Thursday, April 21, 2011

Five Umbrella Friday: The Outlaw Bride by Kelly Boyce

This week's pick is a debut from an immensely promising writer who will have fans of Western Historical Romance rejoicing. Welcome, Kelly Boyce, we've been waiting for you a LONG time. She's perfect reading for those of you traveling over Easter as well as those looking for an escape from the land of peeps and fake grass. Spend a little quality time with the good folks of Fatal Bluff.

My rating: 5 of 5 stars

This was the 4/22/2011 Five Umbrella Friday Pick-of-the-Week at

Outlaw Bride is an impressive debut from an author who brings new life to the Western Historical Romance subgenre. Western Romance was my first love as a romance reader, and it remains a favorite of mine even as publishers and the market have followed other trends. For several years, it was almost impossible to find great new Western Romance authors. In recent years, offerings have improved somewhat, especially with smaller presses giving new opportunities for those who write and read Westerns. But, true Western Romance stills feels like a tiny prairie flower peeking out of a forest of Paranormal, Shape-shifting, Sexy, Contemporary Cowboy, Regency, Erotica, Serial Killer trees. And Boyce brings us Western Romance at its purest—Fans of Linda Lael Miller, Jodi Thomas, Susan Kay Law, Paty Jager, et al will love Boyce.
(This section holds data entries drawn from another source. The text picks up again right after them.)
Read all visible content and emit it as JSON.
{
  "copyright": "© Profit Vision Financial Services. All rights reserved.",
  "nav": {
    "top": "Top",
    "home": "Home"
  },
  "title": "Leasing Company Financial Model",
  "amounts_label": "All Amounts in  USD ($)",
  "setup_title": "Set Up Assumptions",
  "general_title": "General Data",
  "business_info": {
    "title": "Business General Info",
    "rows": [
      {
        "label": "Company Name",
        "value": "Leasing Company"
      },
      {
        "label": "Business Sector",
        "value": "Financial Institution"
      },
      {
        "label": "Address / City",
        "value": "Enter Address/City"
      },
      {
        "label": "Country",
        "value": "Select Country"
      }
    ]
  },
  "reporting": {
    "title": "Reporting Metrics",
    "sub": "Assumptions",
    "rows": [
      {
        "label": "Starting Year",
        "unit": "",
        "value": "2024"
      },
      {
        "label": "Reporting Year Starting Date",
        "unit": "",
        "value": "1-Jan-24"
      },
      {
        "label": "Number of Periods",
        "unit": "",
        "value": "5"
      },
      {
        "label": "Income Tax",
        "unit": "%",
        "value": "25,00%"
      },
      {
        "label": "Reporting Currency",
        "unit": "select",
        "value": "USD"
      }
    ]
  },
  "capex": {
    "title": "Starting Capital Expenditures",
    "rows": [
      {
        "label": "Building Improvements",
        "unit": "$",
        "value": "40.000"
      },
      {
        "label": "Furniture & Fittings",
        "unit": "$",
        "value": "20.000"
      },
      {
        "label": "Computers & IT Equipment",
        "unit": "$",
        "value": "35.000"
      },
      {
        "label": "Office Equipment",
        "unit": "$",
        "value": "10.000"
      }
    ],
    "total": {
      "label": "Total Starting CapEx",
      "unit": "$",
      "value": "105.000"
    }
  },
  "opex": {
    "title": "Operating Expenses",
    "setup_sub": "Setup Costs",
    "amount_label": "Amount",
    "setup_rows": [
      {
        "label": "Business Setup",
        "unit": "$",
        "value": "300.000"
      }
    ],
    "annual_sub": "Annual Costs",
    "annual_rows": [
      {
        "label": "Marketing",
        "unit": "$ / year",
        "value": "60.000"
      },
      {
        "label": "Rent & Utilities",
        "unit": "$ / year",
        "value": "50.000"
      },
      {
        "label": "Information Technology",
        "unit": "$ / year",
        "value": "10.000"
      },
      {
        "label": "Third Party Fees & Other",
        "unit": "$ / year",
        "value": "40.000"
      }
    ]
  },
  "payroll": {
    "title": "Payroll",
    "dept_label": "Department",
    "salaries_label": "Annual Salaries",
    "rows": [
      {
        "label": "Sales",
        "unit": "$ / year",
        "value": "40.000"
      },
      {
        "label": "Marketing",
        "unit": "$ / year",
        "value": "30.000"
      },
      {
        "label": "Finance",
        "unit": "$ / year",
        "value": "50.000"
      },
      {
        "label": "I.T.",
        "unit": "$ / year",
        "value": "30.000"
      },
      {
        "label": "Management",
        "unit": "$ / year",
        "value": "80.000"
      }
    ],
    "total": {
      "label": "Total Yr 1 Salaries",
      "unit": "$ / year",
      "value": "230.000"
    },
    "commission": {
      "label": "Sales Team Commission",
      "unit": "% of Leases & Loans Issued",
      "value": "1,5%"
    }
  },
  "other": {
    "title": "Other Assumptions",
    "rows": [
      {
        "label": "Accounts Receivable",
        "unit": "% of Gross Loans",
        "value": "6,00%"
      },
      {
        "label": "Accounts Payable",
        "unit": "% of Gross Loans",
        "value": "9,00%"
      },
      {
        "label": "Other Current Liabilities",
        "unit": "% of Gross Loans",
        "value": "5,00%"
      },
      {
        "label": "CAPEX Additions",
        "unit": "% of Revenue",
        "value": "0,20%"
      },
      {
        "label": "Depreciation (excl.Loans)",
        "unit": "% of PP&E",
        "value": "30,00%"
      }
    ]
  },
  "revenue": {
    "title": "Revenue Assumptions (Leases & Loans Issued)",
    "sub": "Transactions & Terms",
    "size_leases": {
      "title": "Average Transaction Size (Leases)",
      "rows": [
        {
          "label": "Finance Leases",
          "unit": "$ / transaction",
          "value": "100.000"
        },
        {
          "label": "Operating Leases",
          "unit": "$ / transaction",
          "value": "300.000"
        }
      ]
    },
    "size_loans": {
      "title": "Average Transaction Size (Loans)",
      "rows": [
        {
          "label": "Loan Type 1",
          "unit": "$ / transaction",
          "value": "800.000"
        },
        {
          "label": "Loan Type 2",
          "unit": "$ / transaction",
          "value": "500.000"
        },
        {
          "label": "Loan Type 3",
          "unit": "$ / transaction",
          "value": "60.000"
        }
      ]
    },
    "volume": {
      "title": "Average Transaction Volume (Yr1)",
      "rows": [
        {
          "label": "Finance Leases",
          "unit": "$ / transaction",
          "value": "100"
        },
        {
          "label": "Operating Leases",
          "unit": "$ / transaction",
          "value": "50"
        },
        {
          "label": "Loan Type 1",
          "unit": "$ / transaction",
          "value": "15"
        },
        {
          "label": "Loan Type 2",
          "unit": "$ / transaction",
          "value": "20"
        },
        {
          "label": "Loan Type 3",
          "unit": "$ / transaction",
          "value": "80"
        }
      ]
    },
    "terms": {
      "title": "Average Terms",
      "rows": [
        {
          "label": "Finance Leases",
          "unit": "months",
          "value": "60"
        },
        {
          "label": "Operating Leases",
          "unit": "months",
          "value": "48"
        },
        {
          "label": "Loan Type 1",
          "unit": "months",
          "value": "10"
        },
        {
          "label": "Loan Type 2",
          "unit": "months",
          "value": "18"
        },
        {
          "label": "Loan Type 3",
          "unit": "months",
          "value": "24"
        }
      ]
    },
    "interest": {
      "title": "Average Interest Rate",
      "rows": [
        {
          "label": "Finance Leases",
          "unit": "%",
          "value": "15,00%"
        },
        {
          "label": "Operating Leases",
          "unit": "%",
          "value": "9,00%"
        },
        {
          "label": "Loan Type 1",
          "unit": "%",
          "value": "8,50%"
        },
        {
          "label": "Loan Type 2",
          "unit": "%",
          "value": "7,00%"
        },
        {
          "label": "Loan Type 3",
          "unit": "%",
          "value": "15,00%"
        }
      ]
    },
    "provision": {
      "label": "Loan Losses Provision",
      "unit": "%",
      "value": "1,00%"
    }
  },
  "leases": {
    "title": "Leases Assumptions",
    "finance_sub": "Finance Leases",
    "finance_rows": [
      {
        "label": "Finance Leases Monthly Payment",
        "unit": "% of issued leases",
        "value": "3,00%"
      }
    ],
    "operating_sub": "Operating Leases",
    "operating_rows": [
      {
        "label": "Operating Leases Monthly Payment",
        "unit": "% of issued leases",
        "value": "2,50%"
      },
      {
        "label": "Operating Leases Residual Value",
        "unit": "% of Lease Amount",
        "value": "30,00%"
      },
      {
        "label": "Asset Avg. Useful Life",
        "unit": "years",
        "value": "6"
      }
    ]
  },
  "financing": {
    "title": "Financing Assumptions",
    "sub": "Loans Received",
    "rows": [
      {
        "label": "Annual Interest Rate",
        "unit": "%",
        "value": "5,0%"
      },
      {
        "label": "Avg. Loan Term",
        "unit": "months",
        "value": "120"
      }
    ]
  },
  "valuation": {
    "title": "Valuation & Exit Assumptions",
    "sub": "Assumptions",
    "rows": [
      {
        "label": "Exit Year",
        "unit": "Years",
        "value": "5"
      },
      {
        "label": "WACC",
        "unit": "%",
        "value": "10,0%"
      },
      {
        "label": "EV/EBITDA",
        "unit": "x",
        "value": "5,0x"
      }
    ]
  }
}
Outlaw Bride contains all of my favorite Western romance tropes—mistaken identity, mail-order bride gone awry, woman running from her abusive past, Gruff Sheriff Tortured Hero Deluxe and Sexy edition, orphaned child in need of mothering, and great secondary characters providing comic relief, emotional support, and a sense of community. Kate is on the run from her outlaw husband who tried to kill her. A western law man died saving her life, and she’s trying to repay him by seeking out his family. Connor Langston is that family BUT he’s also the Sherriff of Fatal Bluff.

Kate must tread carefully, especially since Connor believes her to be Hannah Stockdale, a wayward mail-order bride he hires to be his housekeeper and caretaker for his niece. It’s a convoluted set-up, but it totally works and contains a number of hilarious moments along the way. Kate finds herself first using the case of mistaken identity for Hannah Stockdale as means to escape her husband and make it to Fatal Bluff and then as a means of staying and getting close to the Langston family as she tries to figure out the best way to fulfill the legacy of the man who died saving her. Connor, however, is no idiot, and he gradually grows to suspect that she’s not who she says she is, and their delicate dance as they try to find a way to trust each other is beautiful.

I love, love, love books that gradually ratchet up the sexual tension by creating a palpable sense of longing that neither character believes they can act on. There’s only one full love-scene, but it’s a dozy with the emotional impact of a dozen more casual encounters. The sensuality through longing and sexual tension gives the book broad appeal and will win over readers who miss highly sensual, yet not explicit Western romances. Readers who need a little heat won’t be disappointed either as the wait for the characters to finally act on their attraction is more than worth it.

I loved how Boyce created very authentic feeling characters--Hannah reacted like a 1800s woman, not like a 2011 woman wearing petticoats. She takes a very long time to trust Connor because she knows what the consequences of her full disclosure will be and how few options she really has. Connor lives in a world of black and white and needs a serious wake-up call to accept the shades of grey around him. The secondary characters are wonderful and fully-fleshed. I love how bonded the community is to Connor and how much they all want him to be happy again. Fatal Bluff felt real, and I cared about its inhabitants almost as much as Connor and Kate.

I can’t wait to see what else Boyce has in store for us. I desperately hope she gives us the story of the REAL Hannah Stockdale and a HEA for a woman who seems every bit as complex as Kate. I hope Boyce continues writing Westerns for a long time to come—she’s a welcome addition to an under-represented subgenre. If this is her debut, she’s poised to become a powerhouse and deserves to be on the radar for readers and critics alike. I hope she writes fast because I want MORE!

1 comment:

  1. 'I loved how Boyce created very authentic feeling characters - Hannah reacted like a 1800s woman, not like a 2011 woman wearing petticoats.'

    Yes - please, publishers - more of this!!

    I loved this book, too - glad it got your pick of the week.